It's a good option purely for cosmetics but don't rely on it for any kind of serious obscurity since it's trivially reversed. I've used it to great effect in the past to encode multiple integer values like start/end ID, sort order (0/1), etc. for cursor-based pagination. But that's only because there's nothing secret in those numbers. Just purely for convenience.
I once heard of some fancy data science that inferred that the company was the supplier's major customer from the gaps in the sequential ids they saw when using that supplier's API. That was useful in negotiations.
And so the company that did that data science realised they too were susceptible to exactly the same 'attack'. So they created a system to obscure the ids they were themselves exposing to their customers, using some cheap cut-down tea64 encryption iirc. My memory is it never went live, though.
Not that fancy (or at least not that novel). In WWII the allies used sequential serial numbers on destroyed and captured tanks to have a frighteningly accurate picture of German industrial output.

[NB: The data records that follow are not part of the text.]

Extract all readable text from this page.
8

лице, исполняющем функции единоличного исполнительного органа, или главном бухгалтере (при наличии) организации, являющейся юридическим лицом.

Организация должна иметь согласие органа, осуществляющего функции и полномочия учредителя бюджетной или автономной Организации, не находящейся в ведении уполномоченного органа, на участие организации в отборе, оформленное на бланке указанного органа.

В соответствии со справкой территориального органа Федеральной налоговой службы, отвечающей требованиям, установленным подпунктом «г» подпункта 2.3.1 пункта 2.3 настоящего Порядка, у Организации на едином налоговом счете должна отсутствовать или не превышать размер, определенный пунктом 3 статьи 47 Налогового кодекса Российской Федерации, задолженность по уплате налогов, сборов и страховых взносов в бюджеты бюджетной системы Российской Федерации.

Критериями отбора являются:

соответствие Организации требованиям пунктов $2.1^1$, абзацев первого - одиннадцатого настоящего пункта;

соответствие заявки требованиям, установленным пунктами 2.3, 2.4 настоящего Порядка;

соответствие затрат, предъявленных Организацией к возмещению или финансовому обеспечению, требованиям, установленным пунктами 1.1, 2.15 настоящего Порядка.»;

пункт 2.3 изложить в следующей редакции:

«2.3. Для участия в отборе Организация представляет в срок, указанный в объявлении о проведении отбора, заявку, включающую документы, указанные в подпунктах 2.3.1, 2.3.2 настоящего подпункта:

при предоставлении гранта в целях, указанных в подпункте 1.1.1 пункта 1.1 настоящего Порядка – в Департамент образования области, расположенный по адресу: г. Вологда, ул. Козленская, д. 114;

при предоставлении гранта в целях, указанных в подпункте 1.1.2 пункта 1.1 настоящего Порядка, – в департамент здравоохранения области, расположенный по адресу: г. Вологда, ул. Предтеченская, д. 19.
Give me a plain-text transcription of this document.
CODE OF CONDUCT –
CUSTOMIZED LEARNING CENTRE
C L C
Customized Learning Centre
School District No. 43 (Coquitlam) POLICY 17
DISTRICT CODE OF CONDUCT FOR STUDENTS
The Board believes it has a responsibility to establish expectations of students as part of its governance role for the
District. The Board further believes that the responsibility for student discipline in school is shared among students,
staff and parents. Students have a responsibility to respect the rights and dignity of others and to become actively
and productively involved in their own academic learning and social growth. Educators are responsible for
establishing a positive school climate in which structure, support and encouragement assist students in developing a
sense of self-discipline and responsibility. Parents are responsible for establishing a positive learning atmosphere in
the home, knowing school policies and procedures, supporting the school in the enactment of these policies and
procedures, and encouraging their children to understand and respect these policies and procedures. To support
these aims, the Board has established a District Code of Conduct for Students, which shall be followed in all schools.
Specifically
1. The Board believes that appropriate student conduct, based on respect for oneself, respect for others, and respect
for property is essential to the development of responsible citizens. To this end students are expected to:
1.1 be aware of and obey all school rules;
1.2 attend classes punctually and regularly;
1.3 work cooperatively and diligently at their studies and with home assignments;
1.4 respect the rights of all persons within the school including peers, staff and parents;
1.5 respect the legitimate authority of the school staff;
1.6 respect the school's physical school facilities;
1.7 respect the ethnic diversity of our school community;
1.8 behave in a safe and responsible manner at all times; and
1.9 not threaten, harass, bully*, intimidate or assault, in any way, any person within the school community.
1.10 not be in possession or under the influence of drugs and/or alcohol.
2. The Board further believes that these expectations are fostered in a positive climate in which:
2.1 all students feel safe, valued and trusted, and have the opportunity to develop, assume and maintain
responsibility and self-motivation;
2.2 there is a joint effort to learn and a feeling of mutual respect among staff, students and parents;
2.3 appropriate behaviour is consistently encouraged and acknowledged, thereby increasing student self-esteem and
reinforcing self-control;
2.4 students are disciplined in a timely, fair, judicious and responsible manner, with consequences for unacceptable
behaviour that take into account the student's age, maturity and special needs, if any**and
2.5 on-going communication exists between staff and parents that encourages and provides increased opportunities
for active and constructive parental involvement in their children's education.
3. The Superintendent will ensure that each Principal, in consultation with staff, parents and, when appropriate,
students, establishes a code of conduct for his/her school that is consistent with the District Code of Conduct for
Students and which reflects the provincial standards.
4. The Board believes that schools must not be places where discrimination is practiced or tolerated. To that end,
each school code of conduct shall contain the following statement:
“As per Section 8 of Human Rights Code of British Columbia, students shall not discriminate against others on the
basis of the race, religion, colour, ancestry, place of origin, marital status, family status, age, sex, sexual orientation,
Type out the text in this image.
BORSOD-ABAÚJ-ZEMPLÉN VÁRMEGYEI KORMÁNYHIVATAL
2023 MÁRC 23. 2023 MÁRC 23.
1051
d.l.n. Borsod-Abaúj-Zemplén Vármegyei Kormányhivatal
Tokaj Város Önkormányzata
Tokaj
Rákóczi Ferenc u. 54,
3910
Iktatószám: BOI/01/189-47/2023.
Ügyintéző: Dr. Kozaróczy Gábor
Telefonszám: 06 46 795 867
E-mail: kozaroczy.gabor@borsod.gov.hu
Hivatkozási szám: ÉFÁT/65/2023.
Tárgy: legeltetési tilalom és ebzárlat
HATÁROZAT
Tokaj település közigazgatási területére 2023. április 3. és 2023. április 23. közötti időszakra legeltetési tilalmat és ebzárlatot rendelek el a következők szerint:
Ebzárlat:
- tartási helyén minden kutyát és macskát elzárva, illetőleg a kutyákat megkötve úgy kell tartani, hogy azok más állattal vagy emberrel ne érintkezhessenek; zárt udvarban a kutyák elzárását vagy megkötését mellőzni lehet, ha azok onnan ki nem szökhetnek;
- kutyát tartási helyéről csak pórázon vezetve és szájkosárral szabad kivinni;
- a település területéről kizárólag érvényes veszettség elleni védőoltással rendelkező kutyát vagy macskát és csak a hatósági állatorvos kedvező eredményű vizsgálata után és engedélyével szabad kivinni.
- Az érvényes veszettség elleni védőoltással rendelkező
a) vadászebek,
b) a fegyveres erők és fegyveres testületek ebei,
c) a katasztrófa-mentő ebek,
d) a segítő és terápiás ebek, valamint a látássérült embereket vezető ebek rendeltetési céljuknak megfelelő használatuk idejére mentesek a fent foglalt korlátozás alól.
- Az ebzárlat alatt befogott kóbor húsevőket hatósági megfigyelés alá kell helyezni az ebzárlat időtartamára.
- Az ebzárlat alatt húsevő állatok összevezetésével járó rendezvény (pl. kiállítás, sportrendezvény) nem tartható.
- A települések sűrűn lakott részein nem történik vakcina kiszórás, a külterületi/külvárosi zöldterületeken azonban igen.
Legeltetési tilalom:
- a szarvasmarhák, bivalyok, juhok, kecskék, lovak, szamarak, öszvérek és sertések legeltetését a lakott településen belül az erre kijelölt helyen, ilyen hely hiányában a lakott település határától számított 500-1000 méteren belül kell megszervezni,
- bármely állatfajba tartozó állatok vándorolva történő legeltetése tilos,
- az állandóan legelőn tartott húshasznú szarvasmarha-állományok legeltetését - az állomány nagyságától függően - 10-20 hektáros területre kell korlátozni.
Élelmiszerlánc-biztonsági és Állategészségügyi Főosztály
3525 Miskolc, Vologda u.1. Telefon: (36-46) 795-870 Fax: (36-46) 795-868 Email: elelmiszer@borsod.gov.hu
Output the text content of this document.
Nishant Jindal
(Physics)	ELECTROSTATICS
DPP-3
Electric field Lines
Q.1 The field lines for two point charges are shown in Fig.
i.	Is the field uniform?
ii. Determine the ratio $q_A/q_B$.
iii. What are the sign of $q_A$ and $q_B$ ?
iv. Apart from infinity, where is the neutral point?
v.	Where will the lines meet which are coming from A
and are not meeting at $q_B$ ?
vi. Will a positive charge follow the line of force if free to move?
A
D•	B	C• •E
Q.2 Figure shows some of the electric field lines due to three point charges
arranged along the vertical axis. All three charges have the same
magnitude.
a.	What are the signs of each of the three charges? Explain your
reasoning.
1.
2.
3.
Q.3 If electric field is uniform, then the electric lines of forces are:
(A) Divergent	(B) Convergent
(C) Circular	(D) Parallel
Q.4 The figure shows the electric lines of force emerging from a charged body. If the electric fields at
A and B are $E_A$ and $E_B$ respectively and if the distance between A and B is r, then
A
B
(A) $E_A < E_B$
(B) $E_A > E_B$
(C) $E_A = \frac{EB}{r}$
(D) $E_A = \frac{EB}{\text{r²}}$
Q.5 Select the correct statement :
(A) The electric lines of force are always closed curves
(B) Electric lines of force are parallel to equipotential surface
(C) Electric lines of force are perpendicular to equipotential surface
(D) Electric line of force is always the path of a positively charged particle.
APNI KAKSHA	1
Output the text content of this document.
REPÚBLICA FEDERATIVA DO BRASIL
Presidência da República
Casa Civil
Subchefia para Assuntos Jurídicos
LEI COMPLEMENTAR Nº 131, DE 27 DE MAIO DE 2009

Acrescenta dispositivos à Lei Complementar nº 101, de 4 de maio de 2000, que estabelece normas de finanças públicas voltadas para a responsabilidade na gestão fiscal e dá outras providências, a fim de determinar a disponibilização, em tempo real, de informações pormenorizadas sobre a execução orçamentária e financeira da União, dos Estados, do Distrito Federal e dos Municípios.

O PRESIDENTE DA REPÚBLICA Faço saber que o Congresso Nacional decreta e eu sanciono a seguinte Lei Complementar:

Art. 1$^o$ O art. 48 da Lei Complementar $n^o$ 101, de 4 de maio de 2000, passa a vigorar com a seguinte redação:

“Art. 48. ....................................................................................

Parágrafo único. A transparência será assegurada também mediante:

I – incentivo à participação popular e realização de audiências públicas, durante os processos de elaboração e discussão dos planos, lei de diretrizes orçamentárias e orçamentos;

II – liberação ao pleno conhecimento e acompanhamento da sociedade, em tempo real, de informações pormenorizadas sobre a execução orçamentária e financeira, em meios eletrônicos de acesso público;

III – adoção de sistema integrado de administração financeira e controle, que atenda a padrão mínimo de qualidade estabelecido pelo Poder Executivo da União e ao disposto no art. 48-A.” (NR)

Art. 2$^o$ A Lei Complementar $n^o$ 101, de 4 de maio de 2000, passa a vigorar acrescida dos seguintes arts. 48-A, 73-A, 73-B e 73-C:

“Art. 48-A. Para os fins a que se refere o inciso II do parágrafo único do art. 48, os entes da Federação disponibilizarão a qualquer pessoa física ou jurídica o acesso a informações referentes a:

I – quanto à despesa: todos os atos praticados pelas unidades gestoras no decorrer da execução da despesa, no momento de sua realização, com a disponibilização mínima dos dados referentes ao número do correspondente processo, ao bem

This is a common misconception. hashids is _not_ an encryption algorithm. It's just an encoding with a tiny bit of obscurity layered in.
hashids.org:
> Do not encode sensitive data. This includes sensitive integers, like numeric passwords or PIN numbers. This is not a true encryption algorithm. There are people that dedicate their lives to cryptography and there are plenty of more appropriate algorithms: bcrypt, md5, aes, sha1, blowfish.